One of the most experienced and highly regarded NHS CIOs has said Cerner significantly dropped its prices to win new business through the flagship Global Digital Exemplar programme.

Speaking at the North West Informatics Skills Development conference in Blackpool last Friday, Paul Charnley, CIO for Wirral University Teaching Hospital NHS Foundation Trust, one of the leading Global Digital Exemplars and a Cerner reference site, said the US company significantly reduced prices to win GDE business.

“Ultimately, Cerner lowered their prices, rather a lot, to get into the game,” said Charnley.  “We’re getting prices that nobody else is.”

The trade-off for Cerner appears to be move on prices now to gain a much greater market share and market entry for new products. Eight of the 16 hospital GDEs chosen by NHS England currently run Cerner, a number which may significantly grow depending on how the ‘follower’ programme develops.

Each of the acute GDEs are paired with so-called ‘fast follower’ sites, who are expected to take the same system as their GDE partner.  Jeremy Hunt announced at NHS Expo on 12 September that Wirral will be paired with neighbouring Countess of Chester.

However, Cerner told Digital Health News that it had not negotiated with NHS England on providing discounts in return for greater market share.  “Cerner can confirm that no such negotiations took place with NHS England,” the company said in a statement.

Asked whether the company had reduced prices reduced prices to GDEs and Fast Followers, the company replied: “Cerner’s pricing to clients reflects market dynamics, extent of product being purchased and services to support that.”

The statement continued: “All the GDE sites that we have partnerships with were long-time Cerner clients before becoming GDEs.”

Charnley told the 22 September Blackpool conference that subject to procurement Countess of Chester will be taking Cerner Millennium.  The trust currently runs a Meditech EPR. “We have our fast follower, Countess of Chester – they are adopting our system, all of the logic within it, and all of the flows that our systems represent.”

He also strongly suggested that further Wirral follower trusts may come after Chester, and they too will take the same Cerner Millennium system. “We are talking to the rest of Cheshire and Shropshire on whether they would also want to be followers, and not slow followers.”

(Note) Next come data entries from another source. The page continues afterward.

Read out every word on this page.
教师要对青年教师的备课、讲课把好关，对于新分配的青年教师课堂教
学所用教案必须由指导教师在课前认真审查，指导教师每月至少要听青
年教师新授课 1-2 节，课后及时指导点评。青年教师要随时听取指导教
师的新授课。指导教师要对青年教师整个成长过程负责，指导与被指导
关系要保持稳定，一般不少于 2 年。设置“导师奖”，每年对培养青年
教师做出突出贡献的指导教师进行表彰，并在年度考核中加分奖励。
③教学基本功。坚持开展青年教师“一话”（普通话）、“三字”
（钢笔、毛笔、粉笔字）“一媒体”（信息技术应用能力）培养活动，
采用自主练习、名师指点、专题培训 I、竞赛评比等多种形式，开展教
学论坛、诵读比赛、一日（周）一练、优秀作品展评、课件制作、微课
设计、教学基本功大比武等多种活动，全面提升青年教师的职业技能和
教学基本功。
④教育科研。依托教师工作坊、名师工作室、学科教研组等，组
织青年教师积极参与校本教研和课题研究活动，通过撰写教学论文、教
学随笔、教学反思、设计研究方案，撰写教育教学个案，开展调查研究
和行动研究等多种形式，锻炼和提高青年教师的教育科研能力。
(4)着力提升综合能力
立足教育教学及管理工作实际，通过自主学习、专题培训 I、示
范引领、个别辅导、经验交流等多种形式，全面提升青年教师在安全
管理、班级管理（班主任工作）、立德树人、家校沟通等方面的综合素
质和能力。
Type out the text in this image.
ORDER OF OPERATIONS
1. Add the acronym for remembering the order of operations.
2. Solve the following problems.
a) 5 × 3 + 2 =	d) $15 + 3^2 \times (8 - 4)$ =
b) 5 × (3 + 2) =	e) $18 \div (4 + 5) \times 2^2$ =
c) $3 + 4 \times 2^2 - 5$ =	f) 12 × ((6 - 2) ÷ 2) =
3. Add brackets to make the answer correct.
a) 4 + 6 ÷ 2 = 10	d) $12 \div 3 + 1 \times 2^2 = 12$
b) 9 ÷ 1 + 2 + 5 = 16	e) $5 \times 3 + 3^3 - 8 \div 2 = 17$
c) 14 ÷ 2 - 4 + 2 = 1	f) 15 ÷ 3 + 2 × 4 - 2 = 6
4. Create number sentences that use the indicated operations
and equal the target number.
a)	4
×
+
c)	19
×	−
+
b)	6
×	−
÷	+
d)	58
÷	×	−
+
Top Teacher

Charnley said that the intention was to ensure that work done first by Wirral can be templated and applied repeatedly, avoiding trusts having to rip out current systems and replace them with standardised systems without seeing any benefits. “We will be able to do this without everyone going back to the beginning and starting again.”

Much of this planned ‘blueprinting’ work will focus on trying to develop Lego-like reusable building blocks for standardised workflows and business logic and processes.  The hope is that some of these will become system agnostic and applicable to any hospital.

The Wirral CIO said that he believed a similar pattern would happen across the North West, with another cluster of trusts standardizing on systems and processes, centred on fellow GDE Salford.

In an indication of how closely the GDE programme is being directed by NHS England, Charnley said he’d just received the final blueprint for what a future fully digitised acute trusts should look like and what capabilities it should have.  “We’ve been sent slides on what the endpoint for GDE should be.  It’s not HIMSS level 7, but it’s like it.  I hope that will be shared widely very soon.”

As part of this future digital vision Wirral is pioneering population health management, with a practice in Wirral CCG becoming the first in the UK to start using Cerner’s Healthy Intent Population Health Management tool.  The concept is based on joining up different patient data and ensuring that patients with chronic conditions are getting all the care they should and not falling through the gaps.

“I wanted to focus on cross-sector work, explained Charnley, who said Healthy Intent “semantically aligns data from Cerner Millennium and EMIS and so tells us for patients with diabetes, what should have happened, and what has happened.”

Wirral is beginning with diabetes, but plans to then move on to also cover asthma, COPD, coronary heart disease, stroke prevention, depression and a wellness register.

“Having these key measures available to clinicians and, ultimately, to patients, well help ensure they are getting the best care.”

He added: “In the US these tools used to lower health insurance premiums. Here in the UK we need to find ways to convince people that it will improve their health, keep them out of hospital and be there for their grandkids.”